Exercice physique et prévention : quelles bases physiologiques ?

« Le vieillissement déclenche de façon naturelle un déclin de la cognition dans les circuits cérébraux, conduisant à des modifications des fonctions exécutives de plus en plus sévères. L’exercice, en revanche, agirait comme une stratégie de renforcement cognitif en modulant la plasticité neuronale via la régulation du facteur neurotrophique issu du cerveau [BDNF-brain-derived neurotrophic factor, une protéine aidant à stimuler la croissance et la différenciation de nouveaux neurones et synapses à partir de cellules-souches, notamment dans l’hippocampe et le cortex]. Gilmara de Assis et Katie Moraes de Almondes, du département de psychologie de l’Université fédérale de Rio Grande do Norte à Natal (Brésil), proposent une revue systématique de ce sujet. « L’exercice physique aérobique est une intervention majeure pour l’amélioration des fonctions exécutives. Son effet dépend de la dose d’exercice, indépendamment de l’état cognitif », concluent les chercheurs. [L’activité physique aérobie est une activité nécessitant l’oxygène comme source principale de combustion des sucres fournissant l’énergie à l’organisme. Le niveau d’activité doit être suffisamment faible pour ne pas imposer de difficultés respiratoires ni de douleurs musculaires.]

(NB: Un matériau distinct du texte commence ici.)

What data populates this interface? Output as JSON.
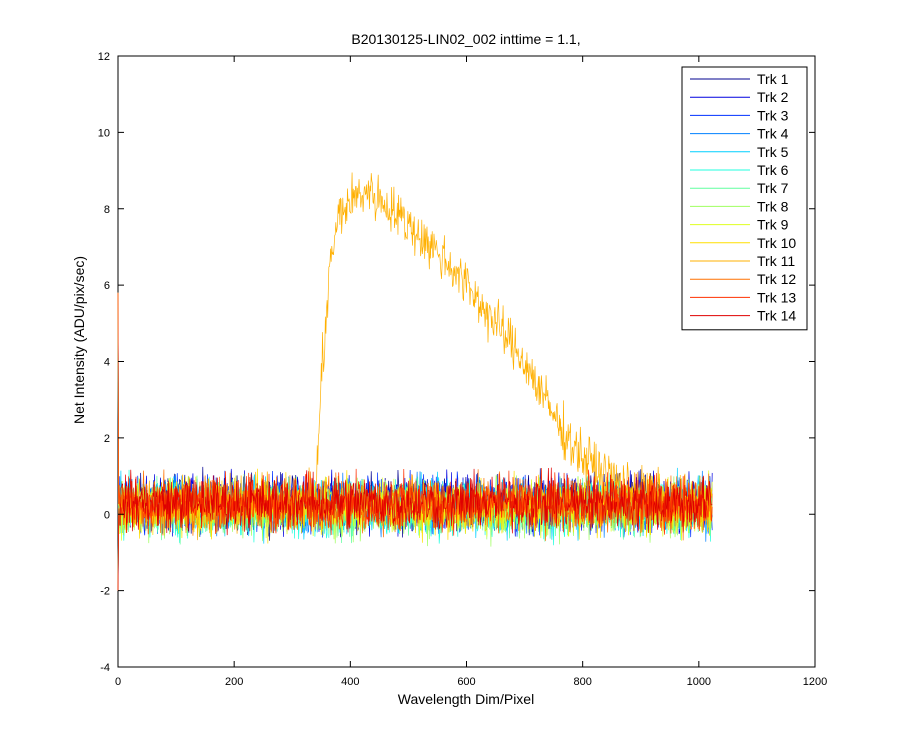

De Assis GG et Moraes de Almondes K. Exercise-dependent BDNF as a Modulatory Factor for the Executive Processing of Individuals in Course of Cognitive Decline. A Systematic Review. Front Psychol 2017; 8: 584. www.ncbi.nlm.nih.gov/pmc/articles/PMC5395613/pdf/fpsyg-08-00584.pdf (texte intégral). www.ac-grenoble.fr/ien.grenoble5/IMG/pdf_aerobie.pdf, 24 mai 2017.

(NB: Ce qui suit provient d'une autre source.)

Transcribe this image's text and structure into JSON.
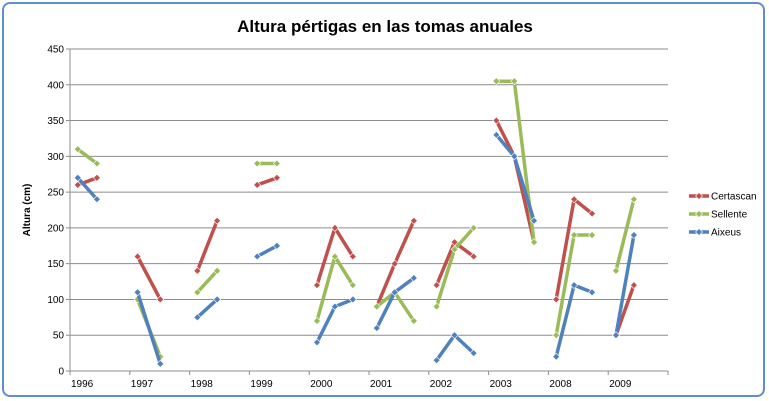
{
  "chart_data": {
    "type": "line",
    "title": "Altura pértigas en las tomas anuales",
    "xlabel": "",
    "ylabel": "Altura (cm)",
    "ylim": [
      0,
      450
    ],
    "yticks": [
      0,
      50,
      100,
      150,
      200,
      250,
      300,
      350,
      400,
      450
    ],
    "grid": true,
    "legend_position": "right",
    "categories": [
      "1996",
      "1997",
      "1998",
      "1999",
      "2000",
      "2001",
      "2002",
      "2003",
      "2008",
      "2009"
    ],
    "series": [
      {
        "name": "Certascan",
        "color": "#c0504d",
        "segments": [
          [
            [
              "1996",
              0.0,
              260
            ],
            [
              "1996",
              0.32,
              270
            ]
          ],
          [
            [
              "1997",
              0.0,
              160
            ],
            [
              "1997",
              0.38,
              100
            ]
          ],
          [
            [
              "1998",
              0.0,
              140
            ],
            [
              "1998",
              0.33,
              210
            ]
          ],
          [
            [
              "1999",
              0.0,
              260
            ],
            [
              "1999",
              0.33,
              270
            ]
          ],
          [
            [
              "2000",
              0.0,
              120
            ],
            [
              "2000",
              0.3,
              200
            ],
            [
              "2000",
              0.6,
              160
            ]
          ],
          [
            [
              "2001",
              0.0,
              90
            ],
            [
              "2001",
              0.3,
              150
            ],
            [
              "2001",
              0.62,
              210
            ]
          ],
          [
            [
              "2002",
              0.0,
              120
            ],
            [
              "2002",
              0.3,
              180
            ],
            [
              "2002",
              0.62,
              160
            ]
          ],
          [
            [
              "2003",
              0.0,
              350
            ],
            [
              "2003",
              0.3,
              300
            ],
            [
              "2003",
              0.63,
              180
            ]
          ],
          [
            [
              "2008",
              0.0,
              100
            ],
            [
              "2008",
              0.3,
              240
            ],
            [
              "2008",
              0.6,
              220
            ]
          ],
          [
            [
              "2009",
              0.0,
              50
            ],
            [
              "2009",
              0.3,
              120
            ]
          ]
        ]
      },
      {
        "name": "Sellente",
        "color": "#9bbb59",
        "segments": [
          [
            [
              "1996",
              0.0,
              310
            ],
            [
              "1996",
              0.32,
              290
            ]
          ],
          [
            [
              "1997",
              0.0,
              100
            ],
            [
              "1997",
              0.38,
              20
            ]
          ],
          [
            [
              "1998",
              0.0,
              110
            ],
            [
              "1998",
              0.33,
              140
            ]
          ],
          [
            [
              "1999",
              0.0,
              290
            ],
            [
              "1999",
              0.33,
              290
            ]
          ],
          [
            [
              "2000",
              0.0,
              70
            ],
            [
              "2000",
              0.3,
              160
            ],
            [
              "2000",
              0.6,
              120
            ]
          ],
          [
            [
              "2001",
              0.0,
              90
            ],
            [
              "2001",
              0.3,
              110
            ],
            [
              "2001",
              0.62,
              70
            ]
          ],
          [
            [
              "2002",
              0.0,
              90
            ],
            [
              "2002",
              0.3,
              170
            ],
            [
              "2002",
              0.62,
              200
            ]
          ],
          [
            [
              "2003",
              0.0,
              405
            ],
            [
              "2003",
              0.3,
              405
            ],
            [
              "2003",
              0.63,
              180
            ]
          ],
          [
            [
              "2008",
              0.0,
              50
            ],
            [
              "2008",
              0.3,
              190
            ],
            [
              "2008",
              0.6,
              190
            ]
          ],
          [
            [
              "2009",
              0.0,
              140
            ],
            [
              "2009",
              0.3,
              240
            ]
          ]
        ]
      },
      {
        "name": "Aixeus",
        "color": "#4f81bd",
        "segments": [
          [
            [
              "1996",
              0.0,
              270
            ],
            [
              "1996",
              0.32,
              240
            ]
          ],
          [
            [
              "1997",
              0.0,
              110
            ],
            [
              "1997",
              0.38,
              10
            ]
          ],
          [
            [
              "1998",
              0.0,
              75
            ],
            [
              "1998",
              0.33,
              100
            ]
          ],
          [
            [
              "1999",
              0.0,
              160
            ],
            [
              "1999",
              0.33,
              175
            ]
          ],
          [
            [
              "2000",
              0.0,
              40
            ],
            [
              "2000",
              0.3,
              90
            ],
            [
              "2000",
              0.6,
              100
            ]
          ],
          [
            [
              "2001",
              0.0,
              60
            ],
            [
              "2001",
              0.3,
              110
            ],
            [
              "2001",
              0.62,
              130
            ]
          ],
          [
            [
              "2002",
              0.0,
              15
            ],
            [
              "2002",
              0.3,
              50
            ],
            [
              "2002",
              0.62,
              25
            ]
          ],
          [
            [
              "2003",
              0.0,
              330
            ],
            [
              "2003",
              0.3,
              300
            ],
            [
              "2003",
              0.63,
              210
            ]
          ],
          [
            [
              "2008",
              0.0,
              20
            ],
            [
              "2008",
              0.3,
              120
            ],
            [
              "2008",
              0.6,
              110
            ]
          ],
          [
            [
              "2009",
              0.0,
              50
            ],
            [
              "2009",
              0.3,
              190
            ]
          ]
        ]
      }
    ]
  }
}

Un soutien social positif des enfants adultes réduit le risque de démence

Mizanur Khondoker, de l’Université d’East Anglia à Norwich (Royaume-Uni), et ses collègues de l'University College de Londres (UCL), de la London Metropolitan University et de l'université de Nottingham (Royaume-Uni), ont suivi dix mille personnes âgées de cinquante ans et plus, sans troubles cognitifs à l’inclusion, pendant dix ans (cohorte English Longitudinal Study of Ageing-ELSA). 3.4% des participants ont développé une démence durant la durée de l’étude. Un soutien social positif (c’est-à-dire une relation de confiance et de proximité) apporté par les enfants adultes réduit de 27% le risque de développement d'une démence. En revanche, un soutien social négatif (c'est-à-dire un comportement critique et désagréable) de l’épouse, des enfants ou d’autres proches, est associé à une augmentation de 37% du risque incident de démence. La qualité du soutien social était évaluée par le médecin généraliste. « Une relation ou un lien social qui ne fonctionne pas bien peut être une source de stress interpersonnel intense, qui peut avoir un impact négatif sur la santé physique et mentale des personnes âgées », précise le Dr Khondoker. « Ce n'est pas seulement la quantité de relations, mais la qualité de ces relations, qui peut jouer un rôle important dans la santé cognitive des personnes âgées. » Andrew Steptoe, professeur à l'University College de Londres, ajoute : « nos résultats soutiennent l'impulsion motivant les efforts locaux et nationaux consistant à aider les personnes âgées, dont beaucoup sont isolées et seules, à renforcer leurs relations sociales. »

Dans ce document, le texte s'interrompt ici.